I didn't write this to offer any answers, which I know is always frustrating for some. Like a few people have now understood about the Occupy movements, we are not even at the stage of answers yet. We have just started scratching the surface of asking the right questions. Life as it unfolds, with the damaging results of how we have participated in it, may not afford us the time to find the answers. But the questions we are asking now may give us more wisdom and better tools to deal with what might be coming. I’d rather face this time with my feet on the earth and my hands in the mud, my mind open to other ways of seeing and doing, able to look pain in the face, dancing with the leaves and with the ability to do stuff for myself. And most importantly with other people who can do that too.

Postscript: 
Before I put this post up on the blog, I went for another walk. Within thirty minutes, I had come across a young tree in my road, vandalised, broken. Rubbish strewn across one of the most beautiful urban green spaces in East London. I thought, what did I write all this stuff for just now, about how a desire is growing to reimmerse ourselves in the world.
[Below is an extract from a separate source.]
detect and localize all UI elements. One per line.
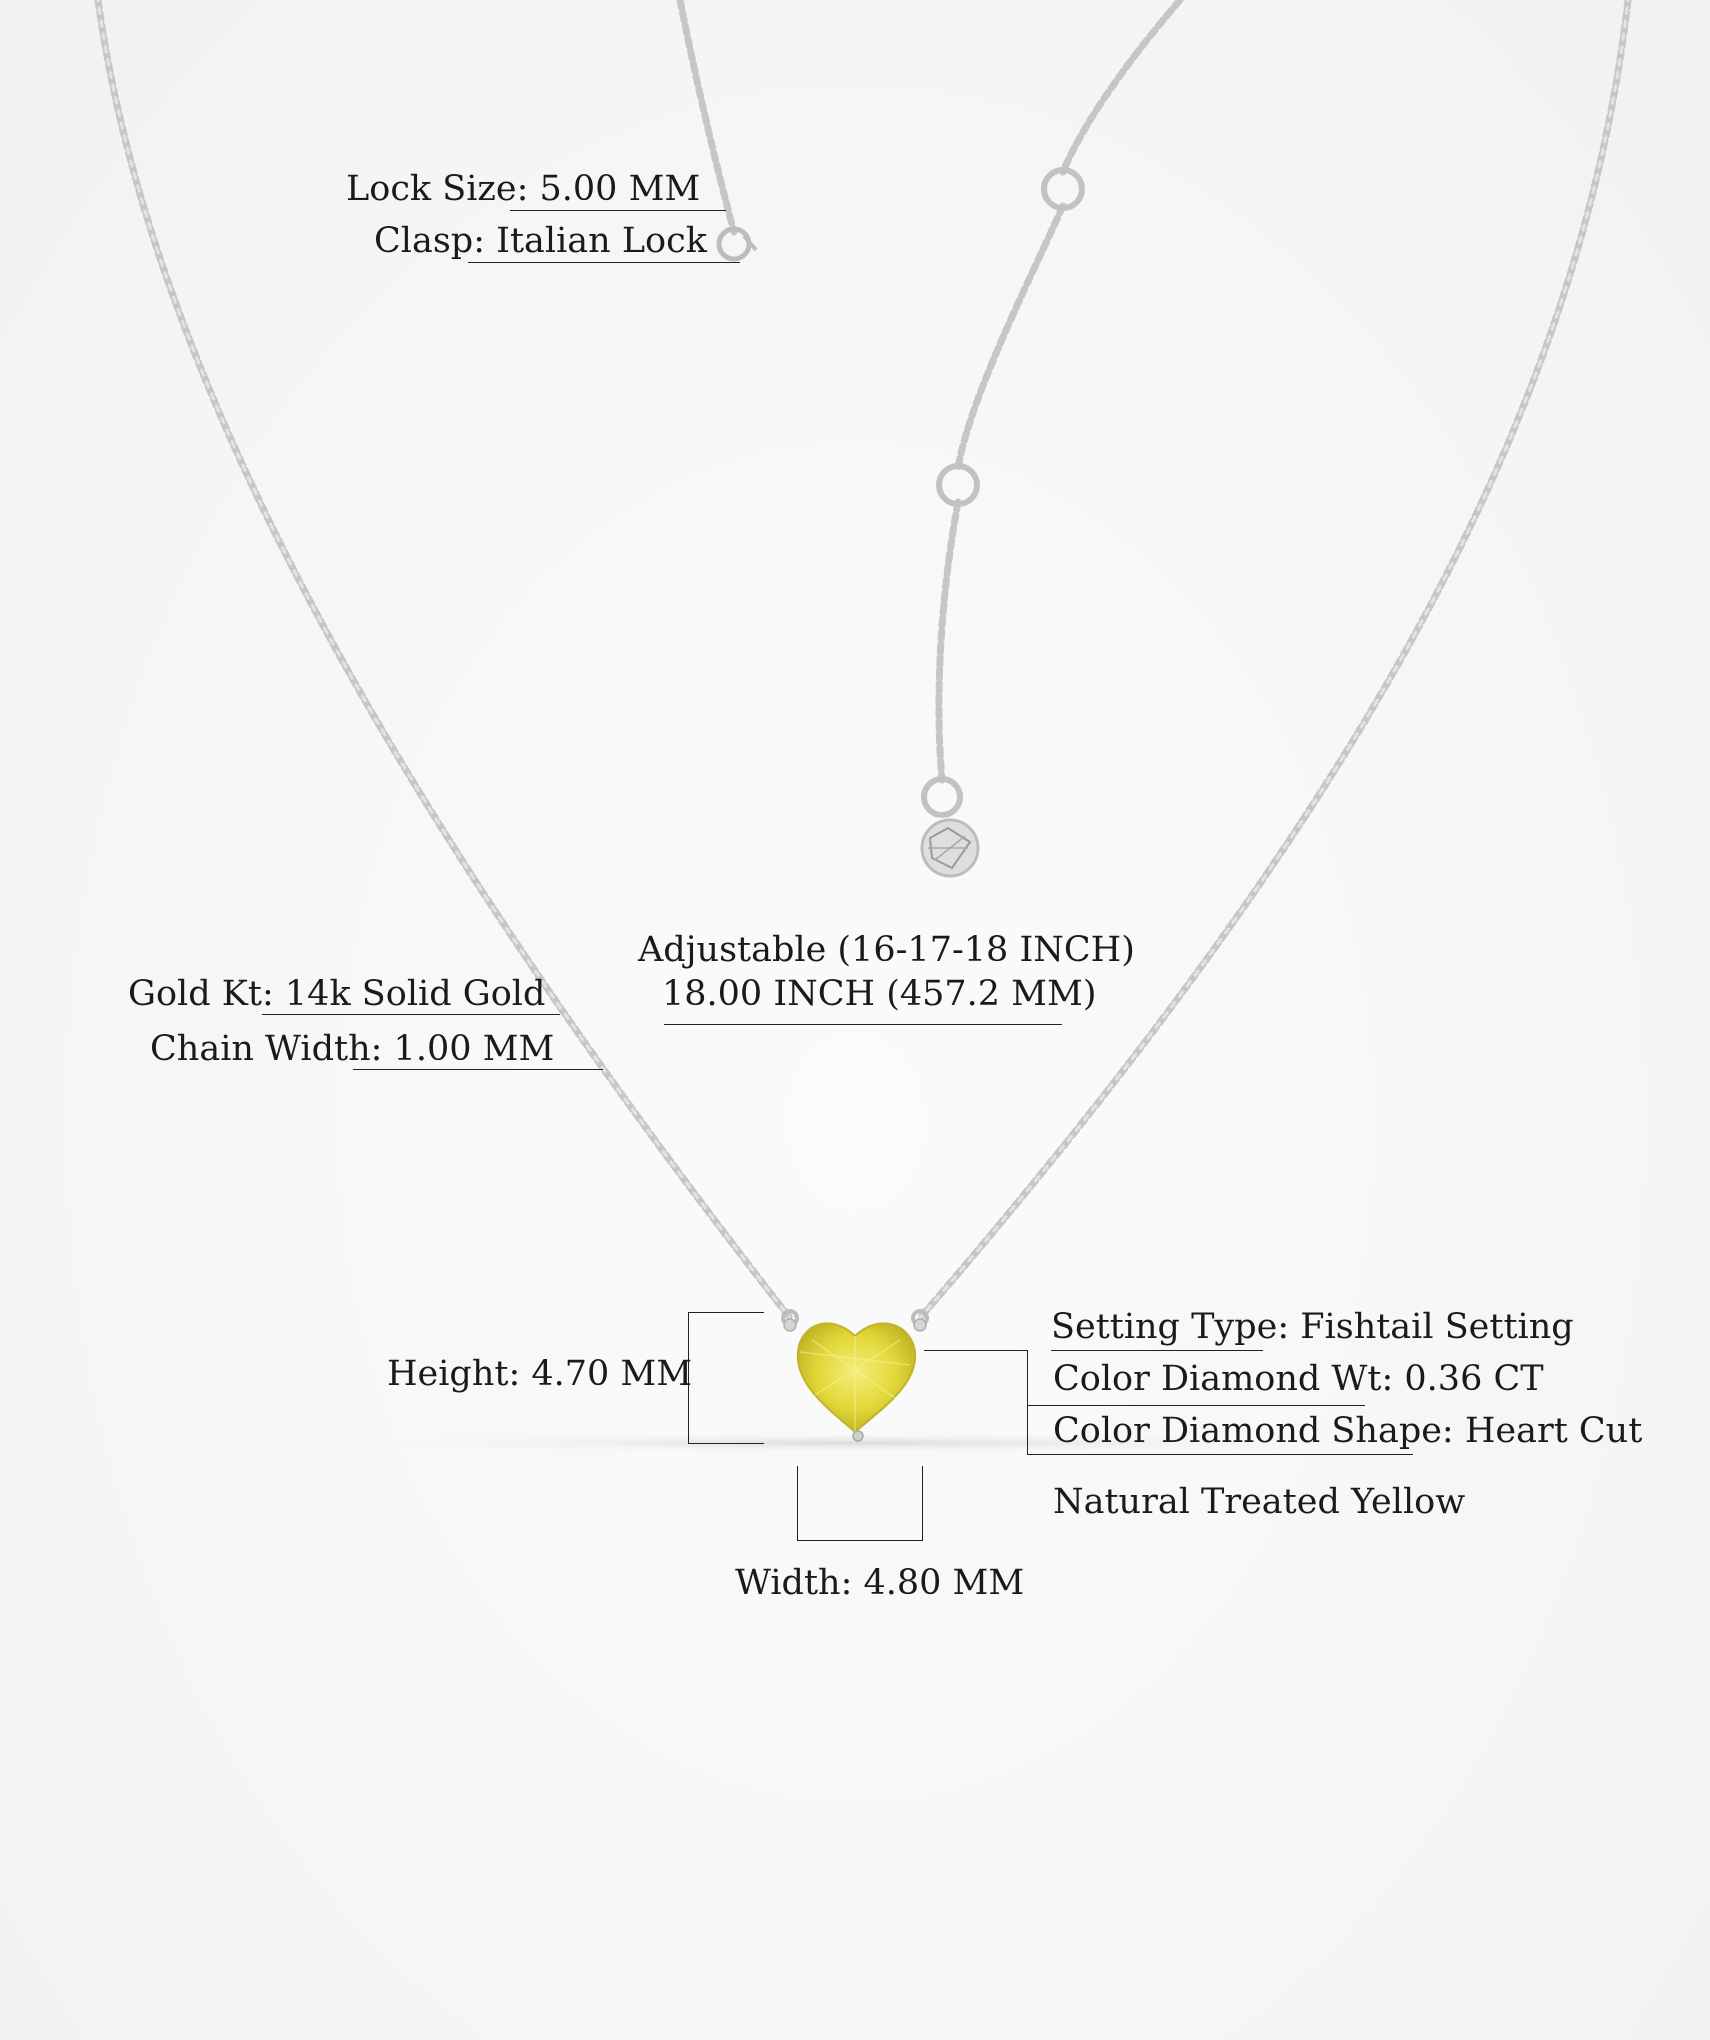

It was all a pretty despairing sight. But then, I’m someone who thinks seeds are important, and those are there, some seedlings even. If we don’t give them light and care, by talking about them and tending fields for them to grow, then I might as well stop breathing now. 





I'm grateful to have first heard about Tim Ingold on Jason Antrosio's fascinating blog Living Anthropologically , in his post  Anthropology, Moral Optimism, and Capitalism: A Four-Field Manifesto.